Police escort Borussia Dortmund players after the team bus was damaged by explosions on April 11, 2017. PHOTO: AFP

BERLIN (REUTERS) - A German judge authorised on Thursday (April 13) the arrest of a 26-year-old Iraqi man detained after an attack on a bus carrying players of a soccer team, and prosecutors said they believed he was a member of Islamic State in Iraq and Syria (ISIS).

The Federal Prosecutor's Office said the man, identified as Abdul Beset A, had joined ISIS in Iraq by the end of 2014 at the latest and had led a 10-man command unit there.

The Islamic militant group controls parts of Iraq and Syria.

"The task of his unit was to prepare abductions, kidnappings, extortions and killings," the prosecutor's office said in a statement.

The man travelled to Turkey in March 2015 and from there on to Germany in early 2016.

"Also from Germany, the accused continued to maintain contacts with members of 'IS'," it added, citing the grounds for the arrest.

Earlier, the prosecutor's office there was no evidence that the man had taken part in the attack in the western city of Dortmund.

Three explosions went off as the Borussia Dortmund bus travelled to the club's stadium for their Champions League match against AS Monaco on Tuesday, injuring Spanish defender Marc Bartra and delaying the fixture by a day.

Security is an issue in campaigning for Germany's federal election on Sept 24, a tight battle in which Chancellor Angela Merkel is seeking a fourth term. In December, a Tunisian man killed 12 people when he ploughed a truck through a Berlin Christmas market.

Last year, Merkel lost support to the anti-immigration Alternative for Germany (AfD) party after opening the country's doors to more than a million migrants. The AfD has since seen its ratings fall while the chancellor has regained some poise.

MILITARY DETONATORS

Bild newspaper said on Thursday that military detonators had been used to set off the three explosive devices, probably remotely using a mobile phone.
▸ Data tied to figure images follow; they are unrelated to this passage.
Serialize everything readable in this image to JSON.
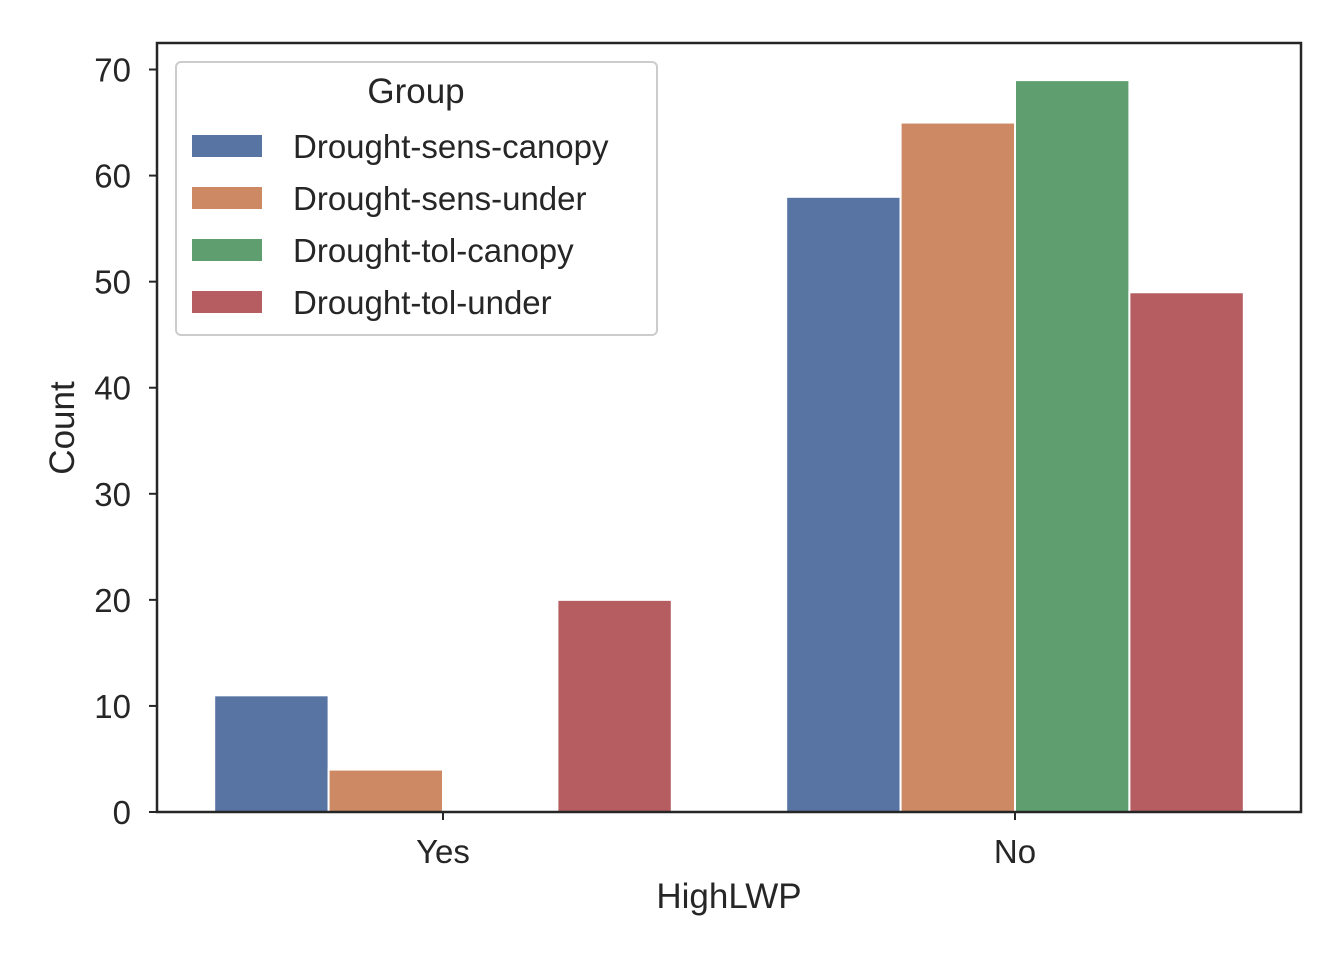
{
  "chart_data": {
    "type": "bar",
    "title": "",
    "xlabel": "HighLWP",
    "ylabel": "Count",
    "categories": [
      "Yes",
      "No"
    ],
    "ylim": [
      0,
      72.5
    ],
    "yticks": [
      0,
      10,
      20,
      30,
      40,
      50,
      60,
      70
    ],
    "grid": false,
    "legend": {
      "title": "Group",
      "placement": "top-left"
    },
    "series": [
      {
        "name": "Drought-sens-canopy",
        "color": "#5874a3",
        "values": [
          11,
          58
        ]
      },
      {
        "name": "Drought-sens-under",
        "color": "#cc8963",
        "values": [
          4,
          65
        ]
      },
      {
        "name": "Drought-tol-canopy",
        "color": "#5f9e6e",
        "values": [
          0,
          69
        ]
      },
      {
        "name": "Drought-tol-under",
        "color": "#b55d60",
        "values": [
          20,
          49
        ]
      }
    ]
  }
}
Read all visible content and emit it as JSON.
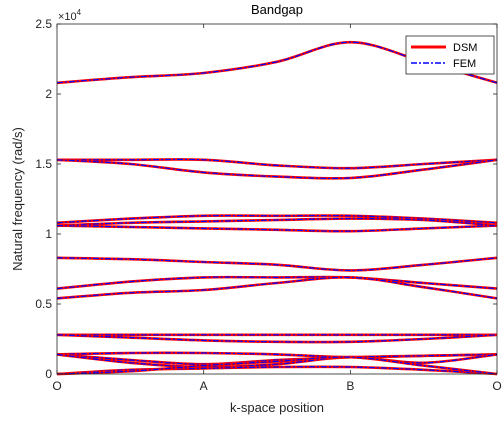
{
  "chart_data": {
    "type": "line",
    "title": "Bandgap",
    "xlabel": "k-space position",
    "ylabel": "Natural frequency (rad/s)",
    "y_exponent_label": "×10",
    "y_exponent_power": "4",
    "x_tick_labels": [
      "O",
      "A",
      "B",
      "O"
    ],
    "y_tick_labels": [
      "0",
      "0.5",
      "1",
      "1.5",
      "2",
      "2.5"
    ],
    "y_ticks": [
      0,
      5000,
      10000,
      15000,
      20000,
      25000
    ],
    "xlim": [
      0,
      3
    ],
    "ylim": [
      0,
      25000
    ],
    "grid": false,
    "legend_position": "top-right",
    "x": [
      0,
      0.5,
      1,
      1.5,
      2,
      2.5,
      3
    ],
    "series": [
      {
        "name": "DSM",
        "color": "#ff0000",
        "style": "solid"
      },
      {
        "name": "FEM",
        "color": "#0000ff",
        "style": "dash-dot"
      }
    ],
    "bands": [
      [
        20800,
        21200,
        21500,
        22300,
        23700,
        22300,
        20800
      ],
      [
        15300,
        15300,
        15300,
        14900,
        14700,
        15000,
        15300
      ],
      [
        15300,
        15000,
        14400,
        14100,
        14000,
        14600,
        15300
      ],
      [
        10800,
        11100,
        11300,
        11300,
        11300,
        11100,
        10800
      ],
      [
        10600,
        10800,
        10900,
        11000,
        11100,
        11000,
        10600
      ],
      [
        10600,
        10500,
        10400,
        10300,
        10200,
        10400,
        10600
      ],
      [
        8300,
        8200,
        8000,
        7800,
        7400,
        7800,
        8300
      ],
      [
        6100,
        6600,
        6900,
        6900,
        6900,
        6500,
        6100
      ],
      [
        5400,
        5800,
        6000,
        6500,
        6900,
        6200,
        5400
      ],
      [
        2800,
        2800,
        2800,
        2800,
        2800,
        2800,
        2800
      ],
      [
        2800,
        2600,
        2400,
        2300,
        2300,
        2500,
        2800
      ],
      [
        1400,
        1500,
        1500,
        1400,
        1200,
        1300,
        1400
      ],
      [
        1400,
        1000,
        700,
        1000,
        1200,
        1300,
        1400
      ],
      [
        1400,
        800,
        500,
        700,
        1200,
        800,
        1400
      ],
      [
        0,
        300,
        400,
        500,
        500,
        300,
        0
      ],
      [
        0,
        200,
        600,
        900,
        1200,
        600,
        0
      ]
    ]
  }
}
Three identical letters printed in German found near the scene of the attack in Dortmund suggested a possible Islamist motive for the attack.

One of the letters, published by Bild, starts with the Islamic phrase "In the Name of God, the Most Gracious, the Most Merciful" and demands the withdrawal of German Tornado surveillance planes from Syria and the closure of the US military air base in Ramstein, Germany.

"As of now, all infidel actors, singers, athletes and all prominent personalities in Germany and other crusader nations are on a death list of the Islamic State," the letter said.

Bild said prosecutors were also investigating two additional suspects in the attack, one a neo-Nazi sympathiser and another from a radical leftist group.